The electrostatic force between the metal plates of an isolated parallel plate capacitor C having a charge Q and area A, is: -
(1) independent of the distance between the plates.
(2) linearly proportional to the distance between the plates
(3) proportional to the square root of the distance between the plates.
(4) inversely proportional to the distance between the plates.

Answer 1

Hint: We are given a parallel plate capacitor. We know that the two plates are oppositely charged, the charges are equal in magnitude but opposite in polarity. and when connected to a source of emf, it conducts electricity but after it gets fully charged it stops, so there must be presence of an electric field.

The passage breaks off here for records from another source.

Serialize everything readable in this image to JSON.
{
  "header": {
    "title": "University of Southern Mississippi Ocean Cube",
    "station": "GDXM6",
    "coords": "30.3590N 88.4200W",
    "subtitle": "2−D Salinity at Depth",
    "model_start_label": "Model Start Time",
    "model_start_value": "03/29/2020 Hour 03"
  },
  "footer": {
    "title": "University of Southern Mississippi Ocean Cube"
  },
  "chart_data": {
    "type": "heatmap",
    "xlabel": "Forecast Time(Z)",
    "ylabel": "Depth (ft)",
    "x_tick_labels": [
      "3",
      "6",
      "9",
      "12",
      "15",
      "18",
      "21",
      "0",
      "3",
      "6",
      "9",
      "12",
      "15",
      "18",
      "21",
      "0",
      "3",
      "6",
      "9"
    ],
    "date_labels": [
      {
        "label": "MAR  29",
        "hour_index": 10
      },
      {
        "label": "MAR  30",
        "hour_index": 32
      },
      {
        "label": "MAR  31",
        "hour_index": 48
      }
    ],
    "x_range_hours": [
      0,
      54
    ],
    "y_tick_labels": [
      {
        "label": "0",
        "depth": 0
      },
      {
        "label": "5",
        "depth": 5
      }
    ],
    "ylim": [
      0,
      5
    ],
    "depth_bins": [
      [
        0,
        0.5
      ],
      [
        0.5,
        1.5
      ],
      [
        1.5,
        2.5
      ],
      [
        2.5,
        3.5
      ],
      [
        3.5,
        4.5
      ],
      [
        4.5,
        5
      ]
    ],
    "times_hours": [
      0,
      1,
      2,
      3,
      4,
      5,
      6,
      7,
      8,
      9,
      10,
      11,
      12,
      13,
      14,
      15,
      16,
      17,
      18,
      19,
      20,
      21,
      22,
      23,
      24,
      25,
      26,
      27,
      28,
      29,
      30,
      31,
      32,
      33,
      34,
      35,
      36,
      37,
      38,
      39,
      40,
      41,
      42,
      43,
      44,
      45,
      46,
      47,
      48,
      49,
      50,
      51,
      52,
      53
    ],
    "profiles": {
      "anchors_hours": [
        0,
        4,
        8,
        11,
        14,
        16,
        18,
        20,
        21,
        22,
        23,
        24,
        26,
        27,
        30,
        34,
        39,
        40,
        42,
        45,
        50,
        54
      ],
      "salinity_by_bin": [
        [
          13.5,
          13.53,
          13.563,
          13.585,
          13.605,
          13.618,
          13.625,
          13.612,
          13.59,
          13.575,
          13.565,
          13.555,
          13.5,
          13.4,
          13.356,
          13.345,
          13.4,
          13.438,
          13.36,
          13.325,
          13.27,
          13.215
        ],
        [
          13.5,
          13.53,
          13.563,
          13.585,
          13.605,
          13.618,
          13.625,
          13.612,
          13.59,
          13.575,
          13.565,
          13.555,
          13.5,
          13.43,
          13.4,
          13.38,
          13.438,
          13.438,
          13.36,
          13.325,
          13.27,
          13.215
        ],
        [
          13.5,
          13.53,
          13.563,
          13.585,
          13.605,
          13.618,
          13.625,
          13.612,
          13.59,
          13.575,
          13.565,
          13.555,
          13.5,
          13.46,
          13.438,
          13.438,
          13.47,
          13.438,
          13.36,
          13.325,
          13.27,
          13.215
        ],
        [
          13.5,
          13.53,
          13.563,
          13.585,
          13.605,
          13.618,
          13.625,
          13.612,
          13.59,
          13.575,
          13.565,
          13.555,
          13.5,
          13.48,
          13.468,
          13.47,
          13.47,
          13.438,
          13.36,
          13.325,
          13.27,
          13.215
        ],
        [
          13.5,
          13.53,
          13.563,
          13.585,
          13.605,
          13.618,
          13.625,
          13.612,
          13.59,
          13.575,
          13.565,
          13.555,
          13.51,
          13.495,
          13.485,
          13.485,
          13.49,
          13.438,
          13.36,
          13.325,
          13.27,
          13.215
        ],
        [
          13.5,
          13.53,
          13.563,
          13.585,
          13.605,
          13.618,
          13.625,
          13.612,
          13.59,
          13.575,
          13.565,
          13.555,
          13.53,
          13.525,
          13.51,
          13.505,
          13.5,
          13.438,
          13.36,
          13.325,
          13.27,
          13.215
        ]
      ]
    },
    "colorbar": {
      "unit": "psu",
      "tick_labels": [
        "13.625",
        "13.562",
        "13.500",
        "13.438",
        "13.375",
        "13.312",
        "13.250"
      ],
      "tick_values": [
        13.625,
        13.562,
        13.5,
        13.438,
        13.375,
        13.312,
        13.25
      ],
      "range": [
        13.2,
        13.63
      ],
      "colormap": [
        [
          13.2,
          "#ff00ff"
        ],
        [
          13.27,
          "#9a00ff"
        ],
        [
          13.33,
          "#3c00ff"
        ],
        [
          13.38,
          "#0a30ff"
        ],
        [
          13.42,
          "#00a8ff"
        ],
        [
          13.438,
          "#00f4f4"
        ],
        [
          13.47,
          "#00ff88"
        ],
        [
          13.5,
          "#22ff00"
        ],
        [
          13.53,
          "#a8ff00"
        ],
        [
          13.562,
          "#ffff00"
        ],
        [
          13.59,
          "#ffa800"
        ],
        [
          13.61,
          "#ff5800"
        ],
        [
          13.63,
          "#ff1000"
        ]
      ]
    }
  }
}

Complete step by step answer:
Let q be the charge on each plate, the electric force is given as \[F=qE\]. Also, we know the electric fixed between two charged plates is given as \[E=\dfrac{\sigma }{2{{\varepsilon }_{0}}}\]
So, force becomes, \[F=\dfrac{q\sigma }{2{{\varepsilon }_{0}}}\]. Now we know \[\sigma \]is surface charge density, expanding it we get, \[F=\dfrac{{{q}^{2}}}{2A{{\varepsilon }_{0}}}\]
Thus, from the above equation, Electrostatic force is independent of distance between plates.

So, the correct answer is “Option 1”.

Additional Information:
Apart from parallel plate capacitors, there exist a class of capacitors which are cylindrical in shape. A cylindrical capacitor consists of a hollow or a solid cylindrical conductor surrounded by another concentric hollow spherical cylinder. Here the length is the same for both but the radius is different. The charges are equal in magnitude but opposite in polarity.

Note:
While using the surface charge density the total charge is divided by the total area. We know for a conductor any excess charge resides on the surface of the conductor and there is no charge in the vicinity of the conductor. That's why the electric field inside a conductor is zero.